C’est fou comme la dissolution a vraiment tout clarifié ! Ce second quinquennat est décidément à nul autre pareil. Le dernier remaniement avec Gabriel Attal à sa tête est déjà loin, les élections européennes sont à peine terminées que le président décide de convoquer des élections législatives. Avec le résultat qu’on connait… Plus que jamais, en coulisses, les uns apprennent à esquiver les croche-pattes, les autres se familiarisent avec l’art du complot, bref, tout le monde prépare l’après-Emmanuel Macron avec rigueur et détermination.
Hollande et ses ex-frondeurs : la grande réconciliation
Drôle de scène salle Victor Hugo, à l’Assemblée nationale mercredi 10 juillet. C’est ici même qu’en 2014 les premiers frondeurs socialistes naissent et s’expriment ouvertement contre la direction du quinquennat Hollande. Ils refusent de voter la confiance du gouvernement Valls 1. Parmi eux, Laurent Baumel et Jérôme Guedj, réélus députés le 7 juillet aux côtés de… François Hollande. Tout est bien qui finit bien : les frondeurs de l’époque ont tout oublié, saluant même les mots de l’ancien président ce 10 juillet devant le groupe PS.
“La seule question qui est posée, et celle qui taraude la gauche : est ce qu’on veut gouverner ou pas ?”, a interrogé Hollande. “Avec le Nouveau Front populaire, nous ne sommes pas majoritaires mais si on ne prétend pas gouverner, on le laisse à d’autres. Il faut proposer un Premier ministre triplement acceptable : par les partenaires, par l’Assemblée nationale et par le président de la République. Ni LFI, ni les écologistes ne remplissent ces trois conditions”, a-t-il renchéri sous des applaudissements nourris, avant de conclure : “il faut forcément un socialiste. Tout autre nom est un renoncement à gouverner.”
L’ex reçoit un coup de fil inattendu
Mais à qui parle Emmanuel Macron ? Les socialistes, tendance sociale-démocrate, n’en reviennent toujours pas du silence de l’Élysée. Rien, pas un coup de fil ni même un émissaire du président pour “prendre contact” avec les socialistes, revigorés lors de ces législatives. Même François Hollande, l’ancien président qui avait pour collaborateur (puis ministre) Emmanuel Macron, n’a rien reçu… Ou peut-être si ? Mercredi, l’ancien chef de l’État a eu un appel de Patrice Vergriete, le ministre délégué chargé des Transports. S’il n’est pas le plus influent des caciques de la Macronie, il a cherché à savoir s’il était possible d’envisager des discussions avec Renaissance (comprendre, des prises de guerre vers la Macronie).

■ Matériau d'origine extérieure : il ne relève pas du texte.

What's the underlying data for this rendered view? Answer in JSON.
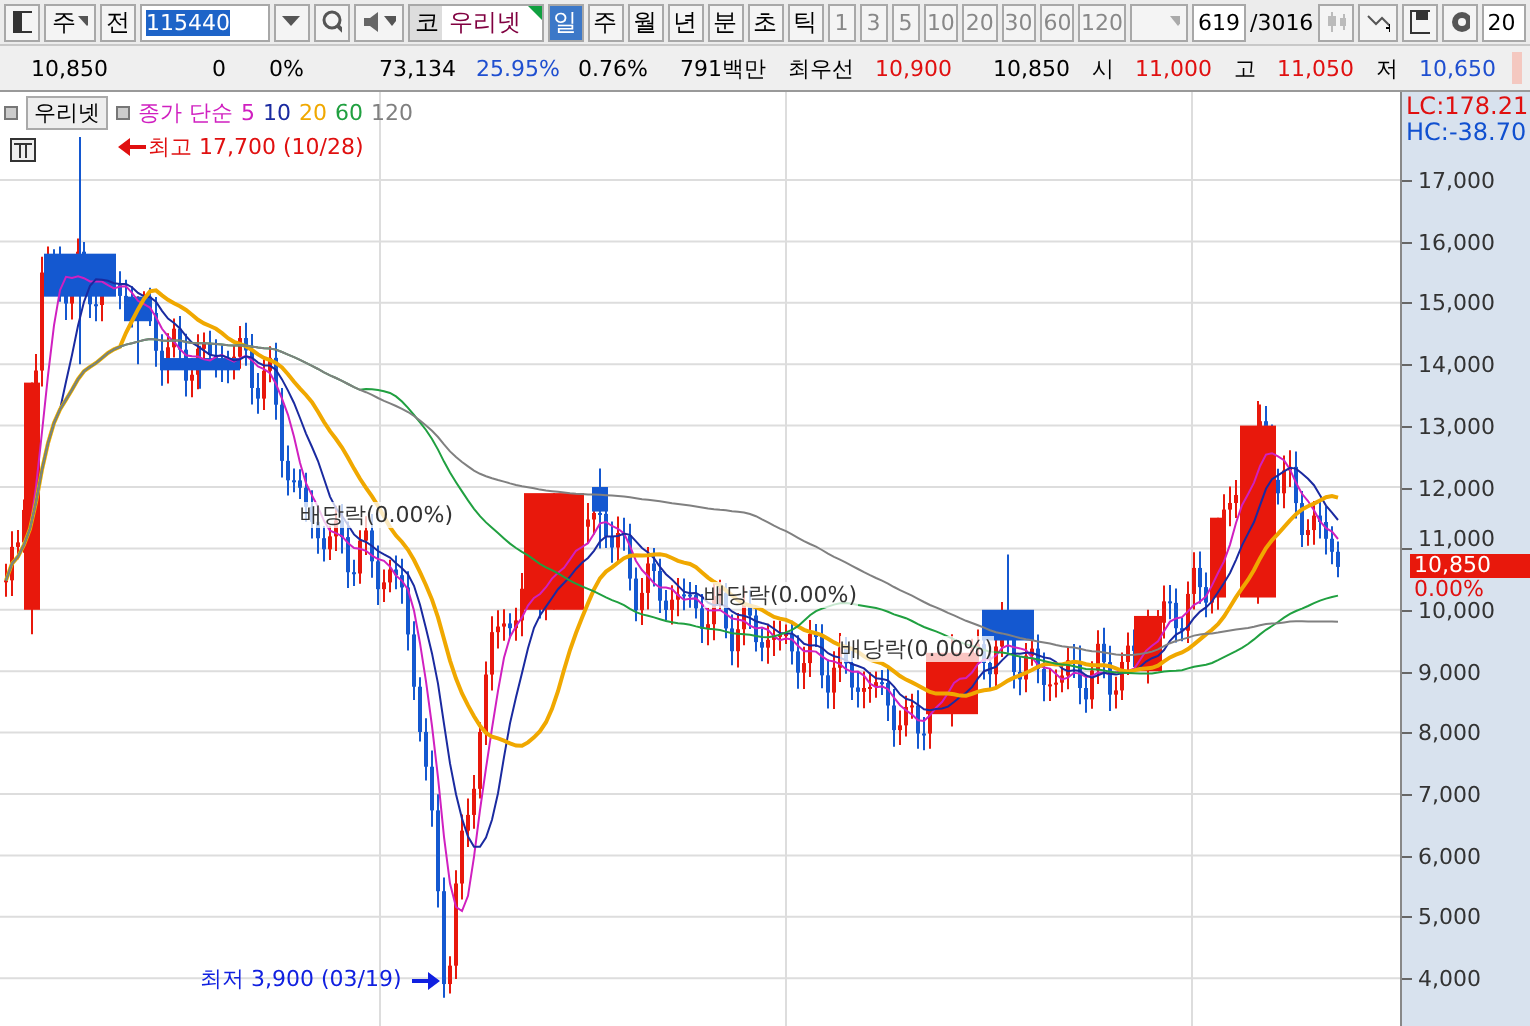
{
  "toolbar": {
    "market": "주",
    "prev_button": "전",
    "code": "115440",
    "market_label": "코",
    "stock_name": "우리넷",
    "period_tabs": [
      {
        "label": "일",
        "selected": true
      },
      {
        "label": "주",
        "selected": false
      },
      {
        "label": "월",
        "selected": false
      },
      {
        "label": "년",
        "selected": false
      },
      {
        "label": "분",
        "selected": false
      },
      {
        "label": "초",
        "selected": false
      },
      {
        "label": "틱",
        "selected": false
      }
    ],
    "intervals": [
      {
        "label": "1",
        "disabled": true
      },
      {
        "label": "3",
        "disabled": true
      },
      {
        "label": "5",
        "disabled": true
      },
      {
        "label": "10",
        "disabled": true
      },
      {
        "label": "20",
        "disabled": true
      },
      {
        "label": "30",
        "disabled": true
      },
      {
        "label": "60",
        "disabled": true
      },
      {
        "label": "120",
        "disabled": true
      }
    ],
    "count": "619",
    "total": "/3016",
    "column_count": "20"
  },
  "quote_bar": [
    {
      "text": "10,850",
      "color": "#000000"
    },
    {
      "text": "0",
      "color": "#000000"
    },
    {
      "text": "0%",
      "color": "#000000"
    },
    {
      "text": "73,134",
      "color": "#000000"
    },
    {
      "text": "25.95%",
      "color": "#1f4fd0"
    },
    {
      "text": "0.76%",
      "color": "#000000"
    },
    {
      "text": "791백만",
      "color": "#000000"
    },
    {
      "text": "최우선",
      "color": "#000000"
    },
    {
      "text": "10,900",
      "color": "#e01010"
    },
    {
      "text": "10,850",
      "color": "#000000"
    },
    {
      "text": "시",
      "color": "#000000"
    },
    {
      "text": "11,000",
      "color": "#e01010"
    },
    {
      "text": "고",
      "color": "#000000"
    },
    {
      "text": "11,050",
      "color": "#e01010"
    },
    {
      "text": "저",
      "color": "#000000"
    },
    {
      "text": "10,650",
      "color": "#1f4fd0"
    }
  ],
  "legend": {
    "name": "우리넷",
    "label": "종가 단순",
    "periods": [
      {
        "text": "5",
        "color": "#d020c0"
      },
      {
        "text": "10",
        "color": "#1a2aa0"
      },
      {
        "text": "20",
        "color": "#f0a800"
      },
      {
        "text": "60",
        "color": "#20a040"
      },
      {
        "text": "120",
        "color": "#808080"
      }
    ]
  },
  "annotations": [
    {
      "kind": "high",
      "text": "최고 17,700 (10/28)"
    },
    {
      "kind": "event",
      "text": "배당락(0.00%)"
    },
    {
      "kind": "event",
      "text": "배당락(0.00%)"
    },
    {
      "kind": "event",
      "text": "배당락(0.00%)"
    },
    {
      "kind": "low",
      "text": "최저 3,900 (03/19)"
    }
  ],
  "axis": {
    "lc": "LC:178.21",
    "hc": "HC:-38.70",
    "ticks": [
      "17,000",
      "16,000",
      "15,000",
      "14,000",
      "13,000",
      "12,000",
      "11,000",
      "10,000",
      "9,000",
      "8,000",
      "7,000",
      "6,000",
      "5,000",
      "4,000"
    ],
    "price": "10,850",
    "change": "0.00%"
  }
}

Au bout du fil, un sourire de Hollande qui lui rappelle qu’il a été élu sous la bannière du Nouveau Front populaire et ne compte pas y renoncer. Impossible de savoir si Vergriete agissait en service commandé. “Si tel est le cas, alors Emmanuel Macron n’a rien compris”, se désole un ami de Hollande, avant d’ironiser : “On ne traite pas un ancien président en envoyant quelqu’un d’aussi peu influent que Vergriete.”
Le “strike” du président
Emmanuel Macron ? Ce sont ses ministres qui en parlent le mieux. Celui-ci a un titre important dans le gouvernement Attal, il constate : “Le président a déçu très profondément son camp avec la dissolution ; les électeurs du RN ont le sentiment de s’être fait voler la victoire après le premier tour ; les électeurs de gauche ont aujourd’hui le sentiment de se faire voler la victoire. C’est un strike !”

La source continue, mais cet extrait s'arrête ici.